The Tao Of The Dude (Or: Where Cult Films Go, Academics Are Sure To Follow)

Let me explain something to you. Um, I am not "Mr. Lebowski". You're Mr. Lebowski. I'm the Dude. So that's what you call me. You know, that or, uh, His Dudeness, or uh, Duder, or El Duderino if you're not into the whole brevity thing.
-- THE DUDE
If you don't immediately recognize the image above, where the heck have you been, dude?

Since its release to some acclaim but not much of a box office in 1998, Joel and Ethan Coen's The Big Lebowski has become the first huge cult film of the Internet era, and as someone who has seen it perhaps a dozen times (most recently this past weekend) deservedly so.

I offer no special insight on why The Big Lebowski has become more popular with every passing year except perhaps to note that the Coen brothers movies that preceded and followed it -- Fargo and Oh Brother, Where Art Thou? -- were nominated for nine Academy Awards between them while The Big Lebowski got zip despite brilliantly unselfconscious performances by Jeff Bridges (The Dude) and John Goodman (Walter Sobchack), and a ripping fine screenplay, as well. So it began life well back in the pack.

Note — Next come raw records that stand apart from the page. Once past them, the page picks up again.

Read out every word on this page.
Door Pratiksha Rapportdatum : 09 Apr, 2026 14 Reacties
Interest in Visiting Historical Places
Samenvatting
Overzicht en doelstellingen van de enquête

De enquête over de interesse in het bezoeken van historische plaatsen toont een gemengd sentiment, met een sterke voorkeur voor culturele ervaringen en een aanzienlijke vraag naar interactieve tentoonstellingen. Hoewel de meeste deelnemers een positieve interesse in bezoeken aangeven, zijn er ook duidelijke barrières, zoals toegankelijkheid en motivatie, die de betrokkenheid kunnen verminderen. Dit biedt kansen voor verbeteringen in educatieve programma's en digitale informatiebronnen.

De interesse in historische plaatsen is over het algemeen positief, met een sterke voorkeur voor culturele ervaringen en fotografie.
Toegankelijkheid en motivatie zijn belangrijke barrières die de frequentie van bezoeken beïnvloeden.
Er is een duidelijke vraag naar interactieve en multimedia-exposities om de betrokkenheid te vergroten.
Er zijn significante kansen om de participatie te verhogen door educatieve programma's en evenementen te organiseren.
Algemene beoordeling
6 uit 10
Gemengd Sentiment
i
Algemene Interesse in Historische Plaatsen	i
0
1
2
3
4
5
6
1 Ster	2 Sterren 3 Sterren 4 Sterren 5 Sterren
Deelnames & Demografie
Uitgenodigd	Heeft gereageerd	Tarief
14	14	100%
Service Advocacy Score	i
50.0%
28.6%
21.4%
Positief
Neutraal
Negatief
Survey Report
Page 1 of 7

(Casablanca also did only so-so at the box office as one of dozens of World War II-themed movies churned out in 1942 and was rushed into theaters to take advantage of the Allied invasion of North Africa, but it too became a cult favorite before it was embraced by a wider audience and eventually critics as one of the all-time great movies.)

This bring us rather unceremoniously -- or perhaps abruptly -- to the cottage industry in academic navel gazing that The Big Lebowski has fostered.

Despite the silliness of some of the books and papers that professors hither and yon are churning out ("On the White Russian," "'Fuck It, Let's Go Bowling': The Cultural Connotations of Bowling in The Big Lebowski," and my fave, "The Big Lebowski and Paul de Man: Historicizing Irony and Ironizing Historicism") this cottage industry apparently is keeping a fair number of people from becoming slackers like The Dude, if not exactly fast-tracking them to tenure.

Why silliness?

A tome titled The Year's Work In Lebowski Studies is hailed as being chockablock with essays that are "complex, evocative, approachable, and attentive to the film's ironies and nuances," and that to me is just plain silly. It's just a movie, dammit, and to keep going buckets in hand to the Coen brothers' well for stuff that they never intended (the Bridges character was merely based on an old friend who called himself The Dude and, yes, drank White Russians) is wacky, if no threat to the public order.

Will this wackiness continue? You can bet your marmot on it.